We started to make our way to control room number 4, but on the way we met three workers who had been ordered by Deatlov to go to the reactor hall and
lower the control rods manually. Tregub ran back to the control room to report what we'd seen, and I went with these three to help them. I told
them that the order they had been given was senseless because there was no reactor hall anymore and it was highly unlikely there were any control rods. But
they said I had only seen it from the lower level and they had to see it for themselves from the upper level.
Did you realise how dangerous that was?
Yes, we did.
What happened when you got back to the reactor hall?
We climbed up to a ledge but there was very little room. Because I had come up the stairs last I stayed behind propping open the door. They
took the torch from me and went in. I stood there listening to their reaction to what they saw, which looked like a volcano crater. They said
there was nothing they could do, they had to get out.
What happened to those three?
All three of them died very soon afterwards. That wall and the door basically saved my life. I received quite a high dose propping open the
door. We had done everything we could. That was the worst feeling: that there was nothing else we could do.
At what point did you start to feel ill?
About 3 am, one-and-a-half hours after the explosion.
How did you feel?
I began to feel sick. I knew one of the first symptoms of radiation illness was vomiting, but I was thinking, have I eaten something? I was
trying to keep the worst thoughts at bay. Half an hour after the explosion I had met a man with a dosimeter, he was fully covered so I don't
know who it was, and I asked him what the reading was. He showed me the counter, which was off the scale. That was a frightening moment. It
was impossible to say how much radiation we were taking in, but I knew it was a large dose. I was taken to the local hospital at about 5 am
because I was too weak to walk. I was taken to Moscow that evening.
Did you think you would die?
The most frightening thing was to lie there and hear how one after another the others were dying. I was thinking, when will it be my turn? I'm
not a religious believer and I don't know any prayers, but I did pray every evening that I would wake up the next morning.
How did they treat you?
It was a very intensive and demanding treatment and you had to be very strong to withstand it. I had continuous blood and plasma transfusions. For
a few months I lived on other people's blood. Then the ulcers from the radiation burns started to appear. I had a lot of burns. Only
after a couple of months did it become clear that there was a chance I might live. At that point my body started to work on its own again. I
didn't need transfusions. But I was on a continuous morphine drip. My wife Natasha says I had lost a lot of weight and looked like a dying man. She
says I spoke very slowly and quietly, but that I always retained a clarity of mind. I understood what was going on.
What kept you going?
I was treated properly. And I was naturally strong and healthy - I was young, 24 at the time.
Are you still suffering physically?
I have to have skin grafts constantly. I still get ulcers. Without the burns it wouldn't be so bad.
How do people in Russia treat you?
I try not to talk about it. I don't want people to know about it.
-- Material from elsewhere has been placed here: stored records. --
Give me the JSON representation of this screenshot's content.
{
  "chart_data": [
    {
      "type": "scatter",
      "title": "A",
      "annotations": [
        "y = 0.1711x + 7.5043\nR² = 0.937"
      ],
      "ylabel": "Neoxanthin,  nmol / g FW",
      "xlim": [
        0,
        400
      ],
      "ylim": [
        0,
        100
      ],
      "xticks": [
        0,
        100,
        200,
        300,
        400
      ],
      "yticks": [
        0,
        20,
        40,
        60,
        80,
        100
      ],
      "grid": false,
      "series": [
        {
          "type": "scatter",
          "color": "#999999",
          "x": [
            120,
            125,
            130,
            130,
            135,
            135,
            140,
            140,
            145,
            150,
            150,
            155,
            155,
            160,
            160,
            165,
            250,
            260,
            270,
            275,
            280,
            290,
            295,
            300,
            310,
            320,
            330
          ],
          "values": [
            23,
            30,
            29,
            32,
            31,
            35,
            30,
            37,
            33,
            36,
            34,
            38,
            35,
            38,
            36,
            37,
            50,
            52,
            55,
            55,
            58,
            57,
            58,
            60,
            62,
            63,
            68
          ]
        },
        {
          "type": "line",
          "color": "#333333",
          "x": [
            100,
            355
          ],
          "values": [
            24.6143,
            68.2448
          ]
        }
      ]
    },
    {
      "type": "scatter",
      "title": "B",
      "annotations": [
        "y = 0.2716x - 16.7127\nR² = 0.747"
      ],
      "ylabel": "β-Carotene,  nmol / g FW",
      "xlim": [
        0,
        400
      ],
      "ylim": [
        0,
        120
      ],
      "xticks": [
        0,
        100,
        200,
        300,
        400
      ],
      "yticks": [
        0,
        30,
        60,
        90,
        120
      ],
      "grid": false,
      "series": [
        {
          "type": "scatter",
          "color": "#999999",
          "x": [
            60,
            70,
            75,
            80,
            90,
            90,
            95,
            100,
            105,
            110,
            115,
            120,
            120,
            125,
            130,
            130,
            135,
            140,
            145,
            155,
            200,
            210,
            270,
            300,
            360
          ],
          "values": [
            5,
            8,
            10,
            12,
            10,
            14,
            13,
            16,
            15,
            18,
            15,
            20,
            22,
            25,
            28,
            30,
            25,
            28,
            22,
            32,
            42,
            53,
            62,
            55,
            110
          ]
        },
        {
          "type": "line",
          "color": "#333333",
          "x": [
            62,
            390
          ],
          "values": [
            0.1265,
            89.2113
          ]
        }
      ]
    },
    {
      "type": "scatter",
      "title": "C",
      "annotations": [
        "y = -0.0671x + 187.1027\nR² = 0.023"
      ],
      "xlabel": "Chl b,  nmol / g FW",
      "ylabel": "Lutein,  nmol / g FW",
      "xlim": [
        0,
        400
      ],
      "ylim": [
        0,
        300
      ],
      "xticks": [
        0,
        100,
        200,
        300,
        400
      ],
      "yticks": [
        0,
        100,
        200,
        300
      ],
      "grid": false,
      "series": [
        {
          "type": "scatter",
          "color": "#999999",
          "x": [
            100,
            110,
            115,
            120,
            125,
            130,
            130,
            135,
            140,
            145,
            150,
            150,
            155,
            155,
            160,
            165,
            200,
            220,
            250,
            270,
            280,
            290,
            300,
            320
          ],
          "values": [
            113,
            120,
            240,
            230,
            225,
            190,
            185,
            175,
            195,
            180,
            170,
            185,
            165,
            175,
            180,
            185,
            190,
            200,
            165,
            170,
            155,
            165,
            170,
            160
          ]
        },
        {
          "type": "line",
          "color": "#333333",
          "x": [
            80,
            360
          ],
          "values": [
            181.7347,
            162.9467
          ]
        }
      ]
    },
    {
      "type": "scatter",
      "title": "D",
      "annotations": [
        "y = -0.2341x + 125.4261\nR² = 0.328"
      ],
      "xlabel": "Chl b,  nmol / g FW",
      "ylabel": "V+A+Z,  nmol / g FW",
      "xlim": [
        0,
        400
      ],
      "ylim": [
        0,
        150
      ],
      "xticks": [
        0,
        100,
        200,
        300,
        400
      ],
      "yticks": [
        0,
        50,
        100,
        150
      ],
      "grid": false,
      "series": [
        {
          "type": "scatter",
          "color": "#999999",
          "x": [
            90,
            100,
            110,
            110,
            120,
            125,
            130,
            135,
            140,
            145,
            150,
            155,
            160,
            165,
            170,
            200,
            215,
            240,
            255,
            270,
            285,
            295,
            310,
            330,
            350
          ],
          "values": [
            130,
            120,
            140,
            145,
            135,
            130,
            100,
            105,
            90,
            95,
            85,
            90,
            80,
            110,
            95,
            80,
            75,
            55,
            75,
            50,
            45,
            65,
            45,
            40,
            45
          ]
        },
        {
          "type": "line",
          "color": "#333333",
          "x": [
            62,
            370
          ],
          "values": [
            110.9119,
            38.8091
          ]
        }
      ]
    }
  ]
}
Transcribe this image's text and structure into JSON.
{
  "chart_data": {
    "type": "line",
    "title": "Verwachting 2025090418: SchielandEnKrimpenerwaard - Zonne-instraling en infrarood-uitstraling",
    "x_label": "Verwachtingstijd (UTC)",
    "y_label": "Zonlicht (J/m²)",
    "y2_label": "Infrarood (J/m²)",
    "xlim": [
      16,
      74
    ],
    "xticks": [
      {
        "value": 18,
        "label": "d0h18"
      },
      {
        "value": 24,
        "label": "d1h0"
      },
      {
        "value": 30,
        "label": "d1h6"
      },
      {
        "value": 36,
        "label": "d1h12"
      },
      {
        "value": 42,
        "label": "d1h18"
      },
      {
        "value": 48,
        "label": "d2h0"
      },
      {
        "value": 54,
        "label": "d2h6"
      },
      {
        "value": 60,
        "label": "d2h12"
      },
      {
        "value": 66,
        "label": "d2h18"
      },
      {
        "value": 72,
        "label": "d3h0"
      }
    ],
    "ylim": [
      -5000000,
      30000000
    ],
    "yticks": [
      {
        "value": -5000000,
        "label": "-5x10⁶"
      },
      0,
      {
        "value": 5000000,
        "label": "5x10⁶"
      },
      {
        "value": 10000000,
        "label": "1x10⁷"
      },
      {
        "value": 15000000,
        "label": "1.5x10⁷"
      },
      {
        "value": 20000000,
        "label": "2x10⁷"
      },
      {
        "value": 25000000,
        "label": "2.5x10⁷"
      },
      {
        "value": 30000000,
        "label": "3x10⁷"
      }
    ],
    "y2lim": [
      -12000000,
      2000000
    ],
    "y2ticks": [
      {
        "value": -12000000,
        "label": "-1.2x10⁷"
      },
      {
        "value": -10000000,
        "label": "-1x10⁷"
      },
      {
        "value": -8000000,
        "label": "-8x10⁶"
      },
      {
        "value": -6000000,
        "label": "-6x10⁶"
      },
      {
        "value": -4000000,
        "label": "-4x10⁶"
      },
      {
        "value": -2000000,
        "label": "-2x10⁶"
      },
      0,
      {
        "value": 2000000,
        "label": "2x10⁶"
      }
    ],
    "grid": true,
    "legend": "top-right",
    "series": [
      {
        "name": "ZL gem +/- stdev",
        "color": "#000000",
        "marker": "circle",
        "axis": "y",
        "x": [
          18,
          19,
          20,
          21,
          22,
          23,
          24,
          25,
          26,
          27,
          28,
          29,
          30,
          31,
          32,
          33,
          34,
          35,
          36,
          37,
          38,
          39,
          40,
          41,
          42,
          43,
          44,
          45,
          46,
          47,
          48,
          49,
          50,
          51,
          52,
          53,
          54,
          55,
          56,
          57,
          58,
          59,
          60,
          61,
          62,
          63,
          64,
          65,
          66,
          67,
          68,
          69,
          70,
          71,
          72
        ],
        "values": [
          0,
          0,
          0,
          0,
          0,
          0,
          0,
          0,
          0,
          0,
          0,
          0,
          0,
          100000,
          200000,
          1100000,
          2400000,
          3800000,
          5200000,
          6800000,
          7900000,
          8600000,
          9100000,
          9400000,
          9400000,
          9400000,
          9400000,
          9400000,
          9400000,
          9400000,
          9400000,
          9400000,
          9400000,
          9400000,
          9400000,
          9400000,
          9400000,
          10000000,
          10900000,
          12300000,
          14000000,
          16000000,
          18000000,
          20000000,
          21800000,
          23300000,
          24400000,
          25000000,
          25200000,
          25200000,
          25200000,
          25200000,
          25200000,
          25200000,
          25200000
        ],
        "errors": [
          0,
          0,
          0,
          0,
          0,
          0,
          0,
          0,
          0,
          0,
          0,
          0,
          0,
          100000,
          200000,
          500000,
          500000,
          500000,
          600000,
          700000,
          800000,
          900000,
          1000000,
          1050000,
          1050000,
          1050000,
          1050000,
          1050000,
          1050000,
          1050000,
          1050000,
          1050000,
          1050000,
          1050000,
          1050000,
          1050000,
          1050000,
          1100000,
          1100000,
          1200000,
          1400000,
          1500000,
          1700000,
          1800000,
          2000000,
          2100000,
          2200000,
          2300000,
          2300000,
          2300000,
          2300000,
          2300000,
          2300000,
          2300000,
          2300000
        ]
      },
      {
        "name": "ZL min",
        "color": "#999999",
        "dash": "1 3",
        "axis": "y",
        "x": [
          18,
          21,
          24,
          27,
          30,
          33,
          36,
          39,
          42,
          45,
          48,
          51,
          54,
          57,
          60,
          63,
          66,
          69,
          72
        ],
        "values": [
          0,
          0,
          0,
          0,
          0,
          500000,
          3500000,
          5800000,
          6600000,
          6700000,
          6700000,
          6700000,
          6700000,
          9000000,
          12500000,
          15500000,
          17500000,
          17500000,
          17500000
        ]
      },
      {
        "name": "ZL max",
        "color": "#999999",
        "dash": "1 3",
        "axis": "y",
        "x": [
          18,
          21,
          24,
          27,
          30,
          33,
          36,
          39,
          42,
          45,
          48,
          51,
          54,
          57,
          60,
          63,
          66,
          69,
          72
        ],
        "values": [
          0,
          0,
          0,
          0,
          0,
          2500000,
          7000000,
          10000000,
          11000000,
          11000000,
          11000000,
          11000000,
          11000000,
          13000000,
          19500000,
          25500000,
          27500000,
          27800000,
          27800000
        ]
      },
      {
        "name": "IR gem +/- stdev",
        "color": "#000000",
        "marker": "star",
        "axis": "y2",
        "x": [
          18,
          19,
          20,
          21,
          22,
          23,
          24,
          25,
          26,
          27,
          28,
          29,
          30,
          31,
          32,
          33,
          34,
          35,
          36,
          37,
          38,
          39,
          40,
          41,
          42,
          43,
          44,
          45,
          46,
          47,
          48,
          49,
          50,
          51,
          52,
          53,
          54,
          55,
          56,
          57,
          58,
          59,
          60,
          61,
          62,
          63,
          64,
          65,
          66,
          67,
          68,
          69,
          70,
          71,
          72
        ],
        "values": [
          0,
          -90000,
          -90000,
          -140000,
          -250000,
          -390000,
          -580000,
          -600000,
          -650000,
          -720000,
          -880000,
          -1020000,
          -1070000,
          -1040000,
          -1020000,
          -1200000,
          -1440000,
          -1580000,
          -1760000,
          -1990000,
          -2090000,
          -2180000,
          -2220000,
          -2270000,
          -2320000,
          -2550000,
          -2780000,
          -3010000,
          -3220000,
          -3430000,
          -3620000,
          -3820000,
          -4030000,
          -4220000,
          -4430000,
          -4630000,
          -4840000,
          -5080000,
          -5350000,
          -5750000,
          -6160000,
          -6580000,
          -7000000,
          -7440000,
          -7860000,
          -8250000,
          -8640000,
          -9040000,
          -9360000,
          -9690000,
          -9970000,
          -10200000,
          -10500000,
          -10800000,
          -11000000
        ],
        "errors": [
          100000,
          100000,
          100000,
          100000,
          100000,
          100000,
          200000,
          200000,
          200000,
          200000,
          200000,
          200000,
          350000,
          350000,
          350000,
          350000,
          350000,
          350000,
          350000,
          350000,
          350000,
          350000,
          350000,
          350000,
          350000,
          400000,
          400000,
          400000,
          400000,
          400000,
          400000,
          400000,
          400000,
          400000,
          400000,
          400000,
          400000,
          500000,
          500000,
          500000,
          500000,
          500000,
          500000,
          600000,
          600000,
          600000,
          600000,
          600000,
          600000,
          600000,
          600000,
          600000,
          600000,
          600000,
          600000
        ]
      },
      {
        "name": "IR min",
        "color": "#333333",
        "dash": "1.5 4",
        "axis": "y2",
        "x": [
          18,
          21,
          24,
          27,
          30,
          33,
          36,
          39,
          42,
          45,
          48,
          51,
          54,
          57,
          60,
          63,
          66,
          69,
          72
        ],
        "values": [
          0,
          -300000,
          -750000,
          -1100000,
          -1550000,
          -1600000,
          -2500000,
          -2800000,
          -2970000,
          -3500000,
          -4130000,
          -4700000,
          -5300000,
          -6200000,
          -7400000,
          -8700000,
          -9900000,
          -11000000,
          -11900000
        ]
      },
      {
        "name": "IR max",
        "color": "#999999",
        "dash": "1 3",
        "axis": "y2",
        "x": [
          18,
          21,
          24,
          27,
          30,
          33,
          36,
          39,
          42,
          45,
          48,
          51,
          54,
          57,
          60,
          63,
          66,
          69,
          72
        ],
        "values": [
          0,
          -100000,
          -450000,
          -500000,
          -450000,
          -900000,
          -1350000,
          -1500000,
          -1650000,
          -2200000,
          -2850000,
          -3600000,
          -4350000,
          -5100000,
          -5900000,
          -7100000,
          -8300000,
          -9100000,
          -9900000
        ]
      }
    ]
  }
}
I have been given two medals, an order of honour for my actions that night and
a medal 10 years afterwards, but everybody got one of those. I try to get on with my everyday life. My neighbours don't know who I am. There is a stigma attached to it.
Have you been back to Chernobyl?
Once, when they shut it down in December 2000. I was invited as a special guest. I wandered around the third reactor block, which is an
exact copy of the one that blew up. I didn't feel too good. My knees were wobbling when I stood on top of the reactor.
What do you think about nuclear power?
I'm fine about it, as long as safety is put head and shoulders above any other concern, financial or whatever. If you keep safety as your number
one priority at all stages of planning and running a plant, it should be okay.